No PCP, não é visível a influência de qualquer macroeconomista de relevo académico e se o fosse ficaria admirado. Eugénio Rosa continua a ser o economista mais representativo, com forte ligação aos domínios da segurança social e do emprego, constituindo um personagem de grande competência técnica e é sempre um prazer ouvi-lo comentar algum documento ou estudo, mas não é um macroeconomista e certamente o PCP optará por processos mais coletivos de geração da sua base programática.

No Bloco de Esquerda, existe obviamente a sombra tutelar de Francisco Louçã, não tendo eu informação suficiente que me permita antecipar qual é a sua influência real no desenho dos documentos programáticos do Bloco. O que me parece é que o conjunto de economistas que escrevia no Ladrão de Bicicletas terá perdido alguma influência a partir do momento em que Mariana Mortágua, muito próxima de Louçã, começou a assumir uma larga relevância na comunicação económica do Bloco.

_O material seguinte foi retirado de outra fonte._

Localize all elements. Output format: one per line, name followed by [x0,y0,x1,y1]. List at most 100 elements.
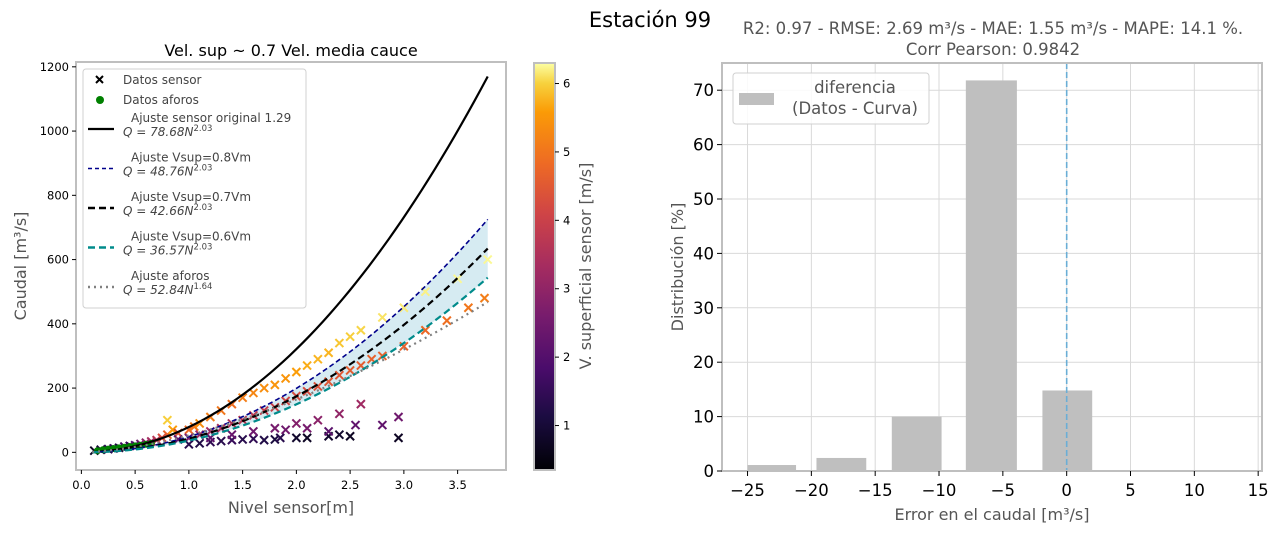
legend-formula: Q = 48.76N2.03 [123,164,212,179]
histogram-x-tick-label: −15 [858,481,893,500]
sensor-point [377,420,388,430]
sensor-point [442,315,452,326]
sensor-point [350,420,361,430]
legend-formula-base: Q = 42.66N [123,204,193,218]
histogram-bar [747,465,797,471]
legend-formula: Q = 42.66N2.03 [123,203,212,218]
sensor-point [291,367,302,377]
sensor-point [237,393,248,403]
scatter-legend-box [82,68,307,309]
histogram-legend-swatch [739,93,774,105]
histogram-y-tick-label: 70 [693,81,714,100]
legend-marker-x-icon [95,75,104,84]
sensor-point [275,433,285,443]
histogram-x-tick-label: 10 [1184,481,1205,500]
histogram-y-tick-label: 40 [693,244,714,263]
sensor-point [356,325,366,335]
sensor-point [345,431,355,441]
histogram-bars [747,80,1093,472]
histogram-bar [891,416,942,471]
scatter-y-tick-label: 400 [47,317,69,331]
legend-formula-exponent: 2.03 [193,243,212,253]
legend-formula-base: Q = 48.76N [123,165,193,179]
histogram-x-tick-label: 0 [1061,481,1072,500]
legend-label: Datos aforos [123,93,199,107]
histogram-ylabel: Distribución [%] [668,203,687,332]
sensor-point [259,383,269,393]
sensor-point [345,365,355,376]
legend-formula: Q = 52.84N1.64 [123,282,212,297]
sensor-point [248,388,259,398]
sensor-point [313,354,323,364]
colorbar: 1 2 3 4 5 6 V. superficial sensor [m/s] [533,62,595,471]
sensor-point [356,399,366,409]
scatter-y-tick-label: 800 [47,188,69,202]
legend-formula-exponent: 2.03 [193,203,212,213]
sensor-point [345,331,355,342]
histogram-frame [721,62,1263,472]
colorbar-tick-label: 1 [563,419,570,433]
histogram-legend-line1: diferencia [814,78,896,97]
legend-formula-base: Q = 78.68N [123,125,193,139]
sensor-point [377,312,388,323]
scatter-legend: Datos sensor Datos aforos Ajuste sensor or… [82,68,307,309]
fit-curve-ajuste-vsup-0.6 [92,276,489,454]
scatter-y-tick-label: 1000 [40,124,69,138]
sensor-point [334,409,345,419]
scatter-x-tick-label: 0.0 [72,478,90,492]
histogram-y-tick-label: 50 [693,190,714,209]
sensor-point [334,338,345,348]
fit-band [92,219,488,453]
scatter-x-tick-label: 3.0 [395,478,413,492]
colorbar-tick-label: 5 [563,145,570,159]
sensor-point [270,380,280,390]
sensor-point [291,433,302,443]
scatter-ylabel: Caudal [m³/s] [11,212,30,321]
scatter-frame [75,61,507,471]
histogram-y-ticks: 0 10 20 30 40 50 60 70 [693,81,722,481]
scatter-x-tick-label: 1.5 [233,478,251,492]
fit-curves-layer [92,75,489,454]
histogram-x-ticks: −25 −20 −15 −10 −5 0 5 10 15 [730,471,1269,500]
scatter-xlabel-text: Nivel sensor[m] [228,498,354,517]
sensor-point [334,370,345,380]
sensor-point [393,433,404,443]
scatter-y-tick-label: 1200 [40,60,69,74]
sensor-point [420,325,431,335]
sensor-point [194,438,205,449]
scatter-y-tick-label: 200 [47,381,69,395]
histogram-x-tick-label: −20 [794,481,829,500]
histogram-x-tick-label: −25 [730,481,765,500]
histogram-x-tick-label: −10 [922,481,957,500]
sensor-point [162,415,173,425]
legend-formula: Q = 78.68N2.03 [123,124,212,139]
histogram-y-tick-label: 30 [693,299,714,318]
sensor-point [323,426,334,437]
scatter-x-ticks: 0.0 0.5 1.0 1.5 2.0 2.5 3.0 3.5 [72,470,467,492]
colorbar-tick-label: 3 [563,282,570,296]
sensor-point [227,429,237,440]
colorbar-tick-label: 4 [563,213,570,227]
figure-suptitle: Estación 99 [589,8,711,32]
scatter-xlabel: Nivel sensor[m] [228,498,354,517]
sensor-point [259,435,269,445]
scatter-x-tick-label: 2.5 [341,478,359,492]
histogram-legend: diferencia (Datos - Curva) [732,72,930,125]
sensor-point [291,418,302,429]
sensor-point [280,425,291,435]
histogram-x-tick-label: 5 [1125,481,1136,500]
scatter-y-tick-label: 600 [47,253,69,267]
sensor-point [216,436,226,446]
scatter-chart: Vel. sup ~ 0.7 Vel. media cauce 0.0 0.5 1.… [11,41,507,517]
sensor-point [479,293,490,303]
fit-curve-ajuste-sensor-original [92,75,489,454]
histogram-y-tick-label: 10 [693,408,714,427]
histogram-legend-line2: (Datos - Curva) [792,99,918,118]
colorbar-tick-label: 6 [563,77,570,91]
histogram-legend-box [732,72,930,125]
colorbar-label: V. superficial sensor [m/s] [576,163,595,370]
sensor-point [463,303,474,313]
sensor-point [302,433,312,443]
colorbar-tick-label: 2 [563,350,570,364]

Sempre me pareceu que Ricardo Paes Mamede, que também escrevia no Ladrões de Bicicletas, estava fadado para algum protagonismo até porque a gestão da sua trajetória feita por ele próprio anunciava algo de próximo a essa ideia. Quando deixou as suas funções na Agência para o Desenvolvimento e Coesão e se dedicou ao ISCTE, designadamente a dirigir o Instituto de Políticas Públicas daquela Escola, imaginei que, para além da sua própria carreira académica, estivesse em causa a procura de uma maior liberdade institucional para a ação política. Essa passagem coincidiu com alguma presença mediática, em algum tempo em diálogo com Fernando Alexandre, o que também é um dado curioso.

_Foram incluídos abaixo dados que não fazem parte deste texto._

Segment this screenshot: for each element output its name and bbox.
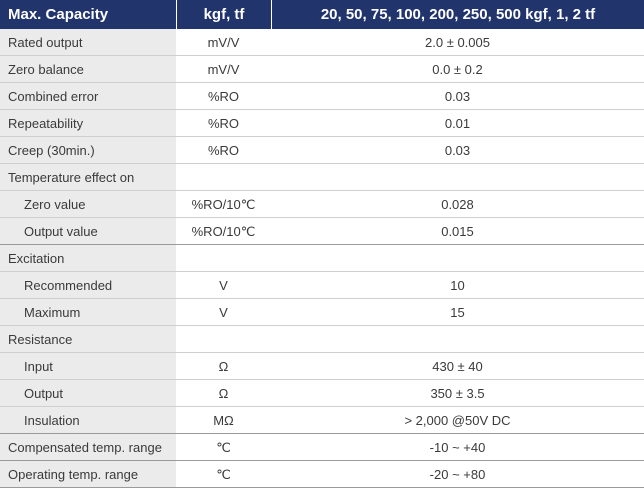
header-capacity-label: Max. Capacity: [0, 0, 176, 29]
row-unit: Ω: [218, 359, 229, 374]
row-label: Compensated temp. range: [0, 434, 176, 461]
table-row: Excitation: [0, 245, 644, 272]
row-divider: [0, 190, 644, 191]
row-divider: [0, 217, 644, 218]
row-unit: [176, 164, 271, 191]
row-value: 2.0 ± 0.005: [425, 35, 490, 50]
row-label: Temperature effect on: [0, 164, 176, 191]
row-value: 350 ± 3.5: [430, 386, 485, 401]
row-label: Input: [0, 353, 176, 380]
header-capacity-values: 20, 50, 75, 100, 200, 250, 500 kgf, 1, 2…: [271, 0, 644, 29]
row-unit: mV/V: [207, 35, 240, 50]
row-unit: V: [219, 278, 228, 293]
row-label: Repeatability: [0, 110, 176, 137]
table-row: Output value %RO/10℃ 0.015: [0, 218, 644, 245]
row-unit: MΩ: [213, 413, 234, 428]
row-divider: [0, 163, 644, 164]
row-value: 430 ± 40: [432, 359, 483, 374]
row-unit: %RO: [207, 116, 240, 131]
row-unit: ℃: [216, 440, 231, 455]
row-divider: [0, 352, 644, 353]
row-unit: ℃: [216, 467, 231, 482]
row-unit: %RO: [207, 89, 240, 104]
row-unit: %RO: [207, 143, 240, 158]
row-value: 0.03: [444, 143, 471, 158]
row-label: Creep (30min.): [0, 137, 176, 164]
header-unit-label: kgf, tf: [176, 0, 271, 29]
table-row: Operating temp. range ℃ -20 ~ +80: [0, 461, 644, 488]
row-unit: [176, 326, 271, 353]
row-label: Combined error: [0, 83, 176, 110]
row-value: > 2,000 @50V DC: [404, 413, 511, 428]
row-divider: [0, 271, 644, 272]
row-label: Insulation: [0, 407, 176, 434]
table-row: Temperature effect on: [0, 164, 644, 191]
row-value: -10 ~ +40: [429, 440, 486, 455]
table-row: Rated output mV/V 2.0 ± 0.005: [0, 29, 644, 56]
row-label: Output value: [0, 218, 176, 245]
group-divider: [0, 460, 644, 461]
row-divider: [0, 325, 644, 326]
row-value: 0.01: [444, 116, 471, 131]
group-divider: [0, 244, 644, 245]
row-label: Zero value: [0, 191, 176, 218]
table-row: Zero balance mV/V 0.0 ± 0.2: [0, 56, 644, 83]
row-value: 0.015: [441, 224, 474, 239]
table-row: Maximum V 15: [0, 299, 644, 326]
row-label: Maximum: [0, 299, 176, 326]
row-divider: [0, 55, 644, 56]
row-value: [271, 164, 644, 191]
row-label: Recommended: [0, 272, 176, 299]
row-divider: [0, 379, 644, 380]
row-unit: Ω: [218, 386, 229, 401]
table-row: Repeatability %RO 0.01: [0, 110, 644, 137]
row-value: 15: [450, 305, 465, 320]
row-label: Excitation: [0, 245, 176, 272]
table-row: Creep (30min.) %RO 0.03: [0, 137, 644, 164]
row-value: 10: [450, 278, 465, 293]
row-value: [271, 245, 644, 272]
row-label: Zero balance: [0, 56, 176, 83]
table-row: Recommended V 10: [0, 272, 644, 299]
row-unit: mV/V: [207, 62, 240, 77]
row-unit: %RO/10℃: [191, 224, 256, 239]
group-divider: [0, 433, 644, 434]
table-row: Resistance: [0, 326, 644, 353]
row-divider: [0, 298, 644, 299]
row-value: [271, 326, 644, 353]
row-divider: [0, 136, 644, 137]
row-value: 0.0 ± 0.2: [432, 62, 483, 77]
row-value: -20 ~ +80: [429, 467, 486, 482]
row-label: Rated output: [0, 29, 176, 56]
row-unit: [176, 245, 271, 272]
table-bottom-border: [0, 487, 644, 488]
table-row: Output Ω 350 ± 3.5: [0, 380, 644, 407]
row-unit: V: [219, 305, 228, 320]
row-label: Operating temp. range: [0, 461, 176, 488]
row-label: Output: [0, 380, 176, 407]
row-value: 0.028: [441, 197, 474, 212]
table-row: Zero value %RO/10℃ 0.028: [0, 191, 644, 218]
row-divider: [0, 406, 644, 407]
table-row: Insulation MΩ > 2,000 @50V DC: [0, 407, 644, 434]
table-row: Combined error %RO 0.03: [0, 83, 644, 110]
row-divider: [0, 109, 644, 110]
row-label: Resistance: [0, 326, 176, 353]
table-row: Compensated temp. range ℃ -10 ~ +40: [0, 434, 644, 461]
row-value: 0.03: [444, 89, 471, 104]
row-unit: %RO/10℃: [191, 197, 256, 212]
row-divider: [0, 82, 644, 83]
table-row: Input Ω 430 ± 40: [0, 353, 644, 380]
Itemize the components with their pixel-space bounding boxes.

É com esse sentimento que tendo a analisar as suas tomadas de posição pública. É o caso da sua entrevista ao Público, a qual projeta sobretudo o ano de 2022 e é nessa medida que é entrevistado pela jornalista Natália Faria. Na cabeça de Paes Mamede estão sobretudo ameaças disruptivas, a mais enfática na sua palavra é a da inflação, indo mesmo ao ponto de admitir que se o crescimento inflacionista e as disrupções da produção persistirem que as políticas de austeridade podem regressar. Percebe-se nas entrelinhas da entrevista que Paes Mamede é defensor de um recuo regulado da globalização, sobretudo a pensar em oportunidades de investimento em Portugal.

Mas a ideia central de toda a entrevista pode resumir-se no tema incerteza-instabilidade. O que sabe a pouco. Não pude deixar de recordar a decisão de um intelectual ingénuo que conheci e que apostado em denunciar os malefícios de uma inflação galopante escolhia a saída dos mercados para distribuir às pessoas informação sobre a subida dos preços. Como se elas precisassem disso depois de um período de compras nesse mesmo mercado …

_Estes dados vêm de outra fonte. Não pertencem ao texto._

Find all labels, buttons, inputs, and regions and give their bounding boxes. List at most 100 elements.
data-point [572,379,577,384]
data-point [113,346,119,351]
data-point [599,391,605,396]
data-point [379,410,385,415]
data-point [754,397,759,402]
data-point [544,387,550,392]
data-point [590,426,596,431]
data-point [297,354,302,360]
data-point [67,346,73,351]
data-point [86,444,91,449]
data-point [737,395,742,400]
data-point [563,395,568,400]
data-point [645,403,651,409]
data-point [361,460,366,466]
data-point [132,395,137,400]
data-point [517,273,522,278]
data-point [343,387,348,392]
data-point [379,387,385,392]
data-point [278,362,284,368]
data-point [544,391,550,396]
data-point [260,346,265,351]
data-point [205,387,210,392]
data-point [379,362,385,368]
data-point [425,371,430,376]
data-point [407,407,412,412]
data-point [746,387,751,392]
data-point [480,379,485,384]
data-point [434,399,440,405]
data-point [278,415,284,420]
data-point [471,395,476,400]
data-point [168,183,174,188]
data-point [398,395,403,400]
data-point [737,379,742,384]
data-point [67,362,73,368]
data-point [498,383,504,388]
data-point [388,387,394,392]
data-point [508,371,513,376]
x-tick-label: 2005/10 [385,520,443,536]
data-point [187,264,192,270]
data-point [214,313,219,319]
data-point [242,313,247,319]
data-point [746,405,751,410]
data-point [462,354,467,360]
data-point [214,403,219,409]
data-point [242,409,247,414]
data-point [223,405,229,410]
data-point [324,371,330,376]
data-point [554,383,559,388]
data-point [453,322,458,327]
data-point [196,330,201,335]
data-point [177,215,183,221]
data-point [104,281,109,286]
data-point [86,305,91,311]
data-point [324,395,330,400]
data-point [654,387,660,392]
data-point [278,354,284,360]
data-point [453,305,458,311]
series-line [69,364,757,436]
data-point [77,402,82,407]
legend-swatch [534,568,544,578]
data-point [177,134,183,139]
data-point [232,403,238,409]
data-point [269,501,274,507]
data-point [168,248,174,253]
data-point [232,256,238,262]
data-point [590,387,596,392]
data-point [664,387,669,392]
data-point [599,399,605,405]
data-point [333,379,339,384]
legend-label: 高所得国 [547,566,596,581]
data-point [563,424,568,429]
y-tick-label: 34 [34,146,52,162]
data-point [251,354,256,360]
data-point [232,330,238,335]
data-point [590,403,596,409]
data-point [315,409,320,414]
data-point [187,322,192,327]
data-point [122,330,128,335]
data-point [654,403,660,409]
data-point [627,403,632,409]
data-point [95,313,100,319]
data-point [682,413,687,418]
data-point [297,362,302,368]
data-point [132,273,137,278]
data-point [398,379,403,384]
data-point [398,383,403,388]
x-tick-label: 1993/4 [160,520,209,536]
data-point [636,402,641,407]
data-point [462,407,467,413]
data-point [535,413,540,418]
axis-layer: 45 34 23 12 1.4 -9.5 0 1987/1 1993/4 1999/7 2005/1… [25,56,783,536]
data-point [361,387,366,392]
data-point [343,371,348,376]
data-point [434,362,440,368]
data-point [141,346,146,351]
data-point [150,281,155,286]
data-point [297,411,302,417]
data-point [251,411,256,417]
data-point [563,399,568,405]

Pois transmitir a todo o bicho humano pensante que o ano de 2022 nos vai trazer incerteza, incerteza, incerteza é algo de semelhante ao delírio do intelectual ingénuo …

Moral da história, permanecer na sombra de Louça não deve ser fácil.

E assim concluo que, na esfera programática dos principais partidos (não tenho conhecimento para me aventurar em juízo similar quanto à Iniciativa Liberal e ao Chega), o tempo para os macroeconomistas não está famoso. O que pode ter duas leituras. Ou o academismo formalista da grande parte dos macroeconomistas decretou a sua irrelevância política ou os partidos não estão para aí virados e buscam outras influências. Não sem surpresa da minha parte, isto acontece quando noutros países, por exemplo em França, os comités de “sábios macroeconomistas” se sucedem e com composição de fazer inveja. Pois, mas são outras paragens.